This summer, I have the privilege of interning remotely with two wonderful disability rights organizations, the Council of Canadians with Disabilities, and with Citizens with Disabilities – Ontario. Working remotely was not an accommodation since both organizations are somewhat decentralized, but it enabled me to be part of the passing of my beloved father-in-law. While illness and death are always occasions for reflection, having this experience while otherwise focusing on disability rights raised questions about assisted dying with particular intensity.
A banal strategy is sometimes used to motivate concern for the rights of persons with disabilities. It says that when most of us get old, our bodies will function less well to the point that we might consider ourselves “disabled”, therefore the rights of persons with disabilities should concern us because we are likely to be affected one day. This is not what this blog is about.
If anything, my experiences this summer reinforced my belief in the emancipatory potential of the disability rights movement. The ableism that marginalizes persons with disabilities also marginalizes, for all of us, many parts of ourselves and of our lives which are enormous sources of meaning: our potential to give and receive help, our relationships with others, and our fundamental, ineluctable mutual dependence. Ableism cheats us all of the recognition that these are not distractions or detours from what makes life valuable; instead, it postulates that the only life worth living is one of self-sufficiency and productivity.
The expansion of medical assistance in dying (MAID) is a concern among disability rights activists in part for this reason, that it may reinforce the idea that a non-self-sufficient life is not worth living. I saw this fear of “being a burden” with my father-in-law in the past couple of the years. He suffered from chronic illness since his late-70s and would makes “jokes” about Inuit senicide. My own father, who is around the same age, has made similar comments, reflecting anxieties cloaked in ableist bravado. Having myself experienced chronic illness throughout my adult life, I have come to feel so lucky to be free of these fears of an infirm future.
My father-in-law’s ambivalence about life with impaired health culminated in his decision to stop a treatment that he needed to continue to live. There was no terminal illness, and it was not MAID – in fact it was in a US state where MAID is not legal – but there was medical cooperation. The choice to die was his initiative, and there was no question that it was what he wanted.

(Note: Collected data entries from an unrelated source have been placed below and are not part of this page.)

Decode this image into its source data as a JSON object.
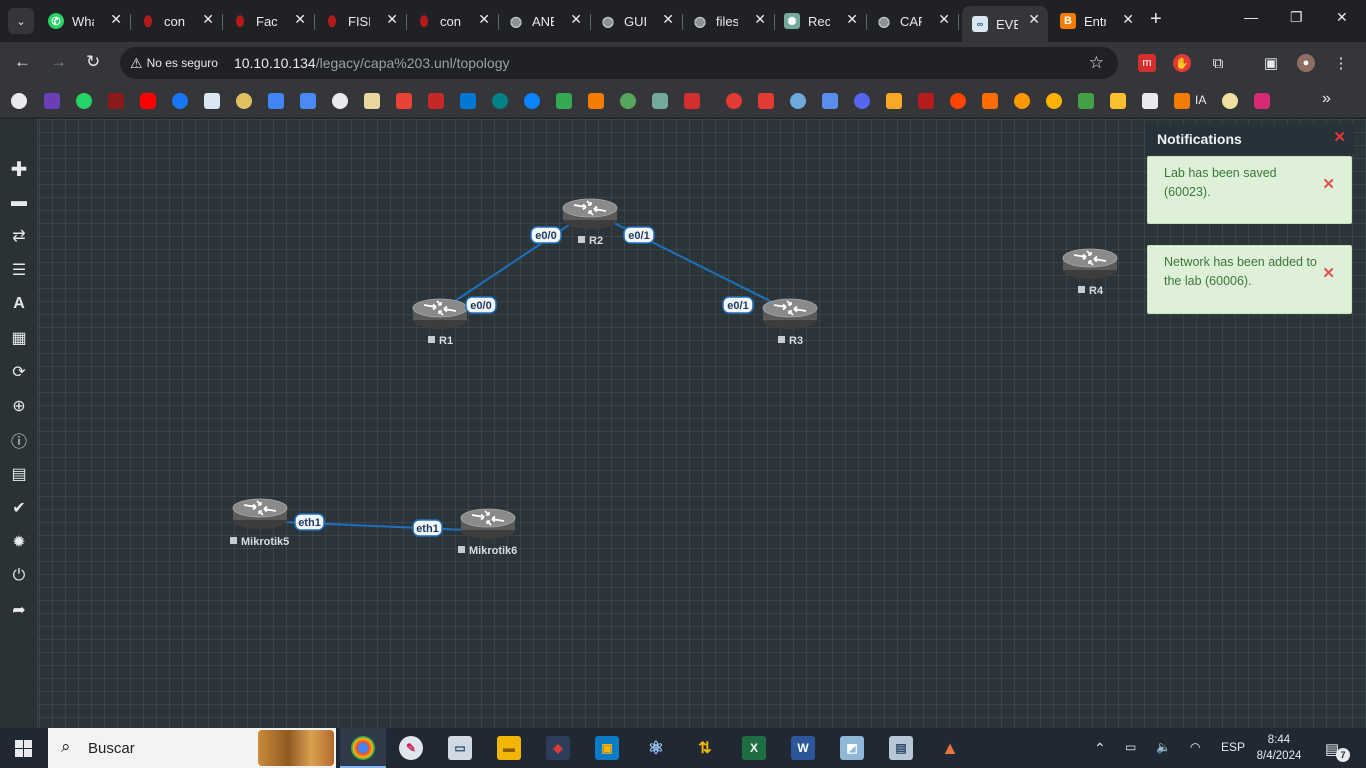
{
  "browser": {
    "tabs": [
      {
        "title": "WhatsApp",
        "icon": "whatsapp-icon",
        "color": "#25d366",
        "active": false
      },
      {
        "title": "con",
        "icon": "red-shield-icon",
        "color": "#b31b1b",
        "active": false
      },
      {
        "title": "Facu",
        "icon": "red-shield-icon",
        "color": "#b31b1b",
        "active": false
      },
      {
        "title": "FISE",
        "icon": "red-shield-icon",
        "color": "#b31b1b",
        "active": false
      },
      {
        "title": "con",
        "icon": "red-shield-icon",
        "color": "#b31b1b",
        "active": false
      },
      {
        "title": "ANE",
        "icon": "globe-icon",
        "color": "#9aa0a6",
        "active": false
      },
      {
        "title": "GUI",
        "icon": "globe-icon",
        "color": "#9aa0a6",
        "active": false
      },
      {
        "title": "files",
        "icon": "globe-icon",
        "color": "#9aa0a6",
        "active": false
      },
      {
        "title": "Rec",
        "icon": "chatgpt-icon",
        "color": "#74aa9c",
        "active": false
      },
      {
        "title": "CAP",
        "icon": "globe-icon",
        "color": "#9aa0a6",
        "active": false
      },
      {
        "title": "EVE",
        "icon": "eve-icon",
        "color": "#4a7db8",
        "active": true
      },
      {
        "title": "Entr",
        "icon": "blogger-icon",
        "color": "#f57c00",
        "active": false
      }
    ],
    "address": {
      "security_label": "No es seguro",
      "url_host": "10.10.10.134",
      "url_path": "/legacy/capa%203.unl/topology"
    }
  },
  "bookmarks": {
    "ia_label": "IA"
  },
  "sidebar_icons": [
    "add-icon",
    "nodes-icon",
    "networks-icon",
    "startup-configs-icon",
    "text-icon",
    "pictures-icon",
    "refresh-icon",
    "zoom-icon",
    "status-icon",
    "lab-details-icon",
    "lock-icon",
    "settings-icon",
    "power-icon",
    "logout-icon"
  ],
  "topology": {
    "nodes": [
      {
        "name": "R1"
      },
      {
        "name": "R2"
      },
      {
        "name": "R3"
      },
      {
        "name": "R4"
      },
      {
        "name": "Mikrotik5"
      },
      {
        "name": "Mikrotik6"
      }
    ],
    "links": [
      {
        "from": "R1",
        "from_if": "e0/0",
        "to": "R2",
        "to_if": "e0/0"
      },
      {
        "from": "R2",
        "from_if": "e0/1",
        "to": "R3",
        "to_if": "e0/1"
      },
      {
        "from": "Mikrotik5",
        "from_if": "eth1",
        "to": "Mikrotik6",
        "to_if": "eth1"
      }
    ],
    "link_color": "#1f6fbf"
  },
  "notifications": {
    "title": "Notifications",
    "items": [
      {
        "text": "Lab has been saved (60023)."
      },
      {
        "text": "Network has been added to the lab (60006)."
      }
    ]
  },
  "taskbar": {
    "search_placeholder": "Buscar",
    "language": "ESP",
    "time": "8:44",
    "date": "8/4/2024",
    "notification_count": "7"
  }
}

But what about the context of a decision like this? In my father-in-law’s case, he did not lack resources nor family who could assist him. But what about persons with disabilities in Canada right now opting for MAID, similarly with chronic but not terminal conditions, where a significant part of their suffering is due to poverty? Inasmuch as the poverty which disproportionately affects persons with disabilities is a consequence of our governments’ decisions, it is we voters who determine this aspect of the context of the choice of MAID. But what, also, of the pervasive and often internalized ableism that agrees that a life with disability is not worth continuing, eroding mental health and the will to live? I fear that this was part of the context of my father-in-law’s choice.
A central dictum in disability rights insists “nothing about us without us”. For so long, the rights of persons with disabilities have been decided at the policy level without the voices of the people affected. A corresponding concern at the individual level is substitute decision-making for persons with disabilities (which is being studied by my brilliant McGill colleague in his DCL). It is so important to facilitate the autonomy of persons with disabilities as much as possible and there is some debate as to whether laws in Canada conform with our obligations in the area under the UN Declaration on the Rights of Persons with Disabilities. In my father-in-law’s case, I believe his family’s deference to his will was to their credit. And the speed with which he passed after stopping treatment testified that he knew his body was at its limit.
The choice to pursue assisted death must be taken seriously but the context of that decision must be taken seriously too. The concern about MAID is that the choice of a death with dignity may not be a real choice if there is no option of a life with dignity for persons with disabilities. Beyond the availability of financial supports enabling persons with disabilities to live with minimal suffering, the dismantling of ableism stands to create the context for a life with dignity because it affirms the variety of ways a life may be worth living.